I want to develop a damage assessment system, to help us estimate how a building will react to certain subsurface developments and where damage may occur.

Setting priorities

A good predictive model will help prioritise what needs to happen in terms of maintenance and replacement, Giardina says. ‘Policy makers will have to decide which work should be done first. You can’t do it all at once but if you know where the problems are most acute you’ll know where to make a start. Timely interventions in the right spot will save a lot of time and money. The data will also help future building projects. If you know how buildings react to subsurface activity you can take precautionary measures in vulnerable areas, such as re-enforcing the soil or a building. Thanks to the satellite data you can also monitor movement during construction so measures can be taken in time.’
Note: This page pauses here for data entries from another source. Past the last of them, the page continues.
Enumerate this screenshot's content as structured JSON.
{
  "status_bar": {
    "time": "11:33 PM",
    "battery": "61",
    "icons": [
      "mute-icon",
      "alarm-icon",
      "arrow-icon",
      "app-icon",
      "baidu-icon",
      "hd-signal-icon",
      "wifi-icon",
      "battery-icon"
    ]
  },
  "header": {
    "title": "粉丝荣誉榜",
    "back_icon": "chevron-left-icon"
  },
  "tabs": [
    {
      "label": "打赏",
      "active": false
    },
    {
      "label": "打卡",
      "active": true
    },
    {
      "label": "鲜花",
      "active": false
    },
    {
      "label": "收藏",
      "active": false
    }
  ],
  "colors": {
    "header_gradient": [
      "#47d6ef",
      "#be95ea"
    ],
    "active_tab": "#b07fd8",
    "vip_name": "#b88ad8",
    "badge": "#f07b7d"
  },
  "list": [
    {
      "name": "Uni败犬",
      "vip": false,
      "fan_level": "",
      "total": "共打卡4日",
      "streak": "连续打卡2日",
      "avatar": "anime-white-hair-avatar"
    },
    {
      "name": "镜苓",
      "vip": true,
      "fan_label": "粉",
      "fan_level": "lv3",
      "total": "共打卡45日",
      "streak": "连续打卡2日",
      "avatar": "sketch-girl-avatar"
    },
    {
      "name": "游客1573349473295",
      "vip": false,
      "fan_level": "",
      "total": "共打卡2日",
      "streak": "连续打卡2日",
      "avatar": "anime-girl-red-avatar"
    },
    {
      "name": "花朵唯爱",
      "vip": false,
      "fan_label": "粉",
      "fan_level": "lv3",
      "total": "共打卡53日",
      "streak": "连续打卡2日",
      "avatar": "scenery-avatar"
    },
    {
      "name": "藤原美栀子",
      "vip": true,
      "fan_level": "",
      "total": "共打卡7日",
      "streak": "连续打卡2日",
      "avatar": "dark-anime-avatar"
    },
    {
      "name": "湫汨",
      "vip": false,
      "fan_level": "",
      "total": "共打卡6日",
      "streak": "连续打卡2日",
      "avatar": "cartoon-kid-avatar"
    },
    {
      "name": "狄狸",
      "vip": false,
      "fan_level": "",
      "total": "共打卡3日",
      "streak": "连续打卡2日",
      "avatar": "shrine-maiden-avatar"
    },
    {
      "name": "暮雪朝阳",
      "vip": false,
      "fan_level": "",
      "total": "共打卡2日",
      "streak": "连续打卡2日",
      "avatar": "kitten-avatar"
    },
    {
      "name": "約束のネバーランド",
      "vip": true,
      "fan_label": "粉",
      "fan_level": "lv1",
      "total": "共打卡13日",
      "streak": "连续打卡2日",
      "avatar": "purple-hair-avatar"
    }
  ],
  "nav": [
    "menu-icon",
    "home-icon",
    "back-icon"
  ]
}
Prevent deaths and save heritage buildings

Giardina’s work is not just about preventing damage and saving money. ‘It is, of course, also very important in terms of human safety. A collapsing building can result in many casualties. If it does happen, for instance after an earthquake, you want to be able to bring people to safety as quickly as possible. The satellite images can visualise the damage and pinpoint the places for the emergency services to go, or to avoid as the case may be. Timely maintenance plays an important part where historical buildings are concerned. I’m from a country steeped in history and the Netherlands, too, is a treasure trove of historical buildings, just think of the canal houses. I live in one myself in Delft. For that to disappear doesn’t bear thinking about.’